Remember when Volkswagen got caught lying about the emissions of its supposedly “clean” diesel engines?

Apparently not enough people at Volkswagen do, even after the tens of billions it paid in fines and legal settlements, because the company still seems to think lying to the public is an acceptable corporate strategy.

The automaker claims its Tuesday press release announcing a name change to “Voltswagen” was just a harmless joke “in the spirit of April Fools’ Day.”

The problem, though, besides that April Fools’ pranks are obnoxious, is that it wasn’t harmless. Even after everyone correctly assumed the company was making a lame joke, Volkswagen’s U.S. public relations department insisted, repeatedly and inexplicably, that it was entirely serious.

“We didn’t mean to mislead anyone,” a spokesman for the company that intentionally misled numerous news outlets — including Automotive News, Reuters, CNBC, the Associated Press and The Washington Posttold The Wall Street Journal. The press release, since deleted from its website, included a sincere-sounding quote from Volkswagen of America CEO Scott Keogh, and when reporters asked, point blank, if this was a joke, company representatives firmly said no.

An obvious publicity stunt is one thing. After all, automakers are in business to sell as many cars and trucks as they can, and the industry has a long history of poorly conceived and executed attention-getting schemes.

But this was different. By sticking with the gag so adamantly and earnestly, by having official spokespeople lie to the media outlets that trusted them and by waiting for the journalists it duped to publish their stories before unapologetically fessing up, Volkswagen caused an inordinate amount of damage just to get a few days’ worth of time in the news cycle.

How so? Shares of the automaker jumped almost 5 percent after its announcement, which means the U.S. Securities and Exchange Commission could come poking around. It will be much harder for reporters to trust Volkswagen when it needs them to do so in the future. And, with mistrust of the media already at high levels, it could be harder for the public to put their faith in Automotive News and other outlets that unknowingly attached their names to a disingenuous marketing ploy.

Among the reporters Volkswagen lied to was USA Today‘s Nathan Bomey, author of the 2018 book After the Fact: The Erosion of Truth and the Inevitable Rise of Donald Trump.

“This was not a joke. It was deception,” Bomey said Tuesday in a tweet directed at Volkswagen. “In case you hadn’t noticed, we have a misinformation problem in this country. Now you’re part of it.”

Actually, the “Dieselgate” scandal showed that Volkswagen already was part of that problem. After getting caught, it apologized and promised to make things right, only to sacrifice its credibility again with this.

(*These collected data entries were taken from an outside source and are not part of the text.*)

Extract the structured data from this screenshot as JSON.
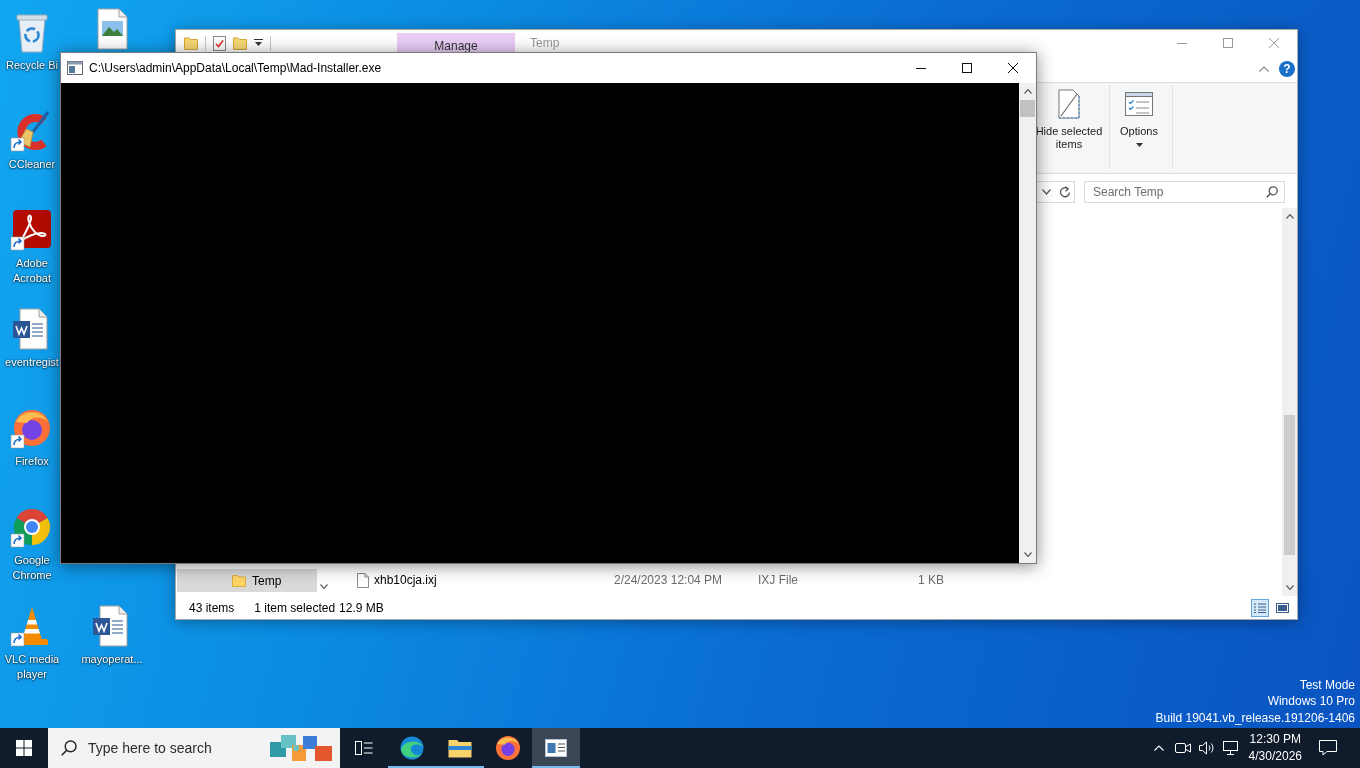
{
  "desktop": {
    "icons": [
      {
        "label": "Recycle Bi",
        "kind": "recycle-bin",
        "shortcut": false
      },
      {
        "label": "CCleaner",
        "kind": "ccleaner",
        "shortcut": true
      },
      {
        "label": "Adobe Acrobat",
        "kind": "acrobat",
        "shortcut": true
      },
      {
        "label": "eventregist",
        "kind": "word-doc",
        "shortcut": false
      },
      {
        "label": "Firefox",
        "kind": "firefox",
        "shortcut": true
      },
      {
        "label": "Google Chrome",
        "kind": "chrome",
        "shortcut": true
      },
      {
        "label": "VLC media player",
        "kind": "vlc",
        "shortcut": true
      },
      {
        "kind": "image-file",
        "shortcut": false
      },
      {
        "label": "mayoperat...",
        "kind": "word-doc",
        "shortcut": false
      }
    ],
    "system_info": [
      "Test Mode",
      "Windows 10 Pro",
      "Build 19041.vb_release.191206-1406"
    ]
  },
  "explorer": {
    "context_tab": "Manage",
    "title": "Temp",
    "help": "?",
    "ribbon": [
      {
        "label": "Hide selected items",
        "kind": "hide-selected",
        "dropdown": false
      },
      {
        "label": "Options",
        "kind": "options",
        "dropdown": true
      }
    ],
    "search": {
      "placeholder": "Search Temp"
    },
    "nav_items": [
      {
        "label": "Temp",
        "selected": true
      }
    ],
    "files": [
      {
        "name": "xhb10cja.ixj",
        "modified": "2/24/2023 12:04 PM",
        "type": "IXJ File",
        "size": "1 KB",
        "selected": false
      }
    ],
    "status": {
      "item_count": "43 items",
      "selection": "1 item selected",
      "selection_size": "12.9 MB"
    },
    "views": [
      {
        "kind": "details",
        "selected": true
      },
      {
        "kind": "large-icons",
        "selected": false
      }
    ]
  },
  "console": {
    "title": "C:\\Users\\admin\\AppData\\Local\\Temp\\Mad-Installer.exe"
  },
  "taskbar": {
    "search": {
      "placeholder": "Type here to search"
    },
    "apps": [
      {
        "kind": "task-view",
        "running": false,
        "active": false
      },
      {
        "kind": "edge",
        "running": true,
        "active": false
      },
      {
        "kind": "file-explorer",
        "running": true,
        "active": false
      },
      {
        "kind": "firefox",
        "running": false,
        "active": false
      },
      {
        "kind": "console",
        "running": true,
        "active": true
      }
    ],
    "clock": {
      "time": "12:30 PM",
      "date": "4/30/2026"
    }
  }
}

“It just shows a lack of understanding about what this company did and what its standing is in the world and how it needs to rectify its history and rebuild its image,” Paul Argenti, a professor of corporate communications at Dartmouth College’s Tuck School of Business, told the Post. “Goofing around about who it is and what it’s trying to do, particularly with anything related to sustainability, strikes me as really, really bad taste. It’s just terrible.”

Volkswagen seems to think it was merely having some nice, clean fun.

You know, just like those nice, clean diesels it had to buy back and crush.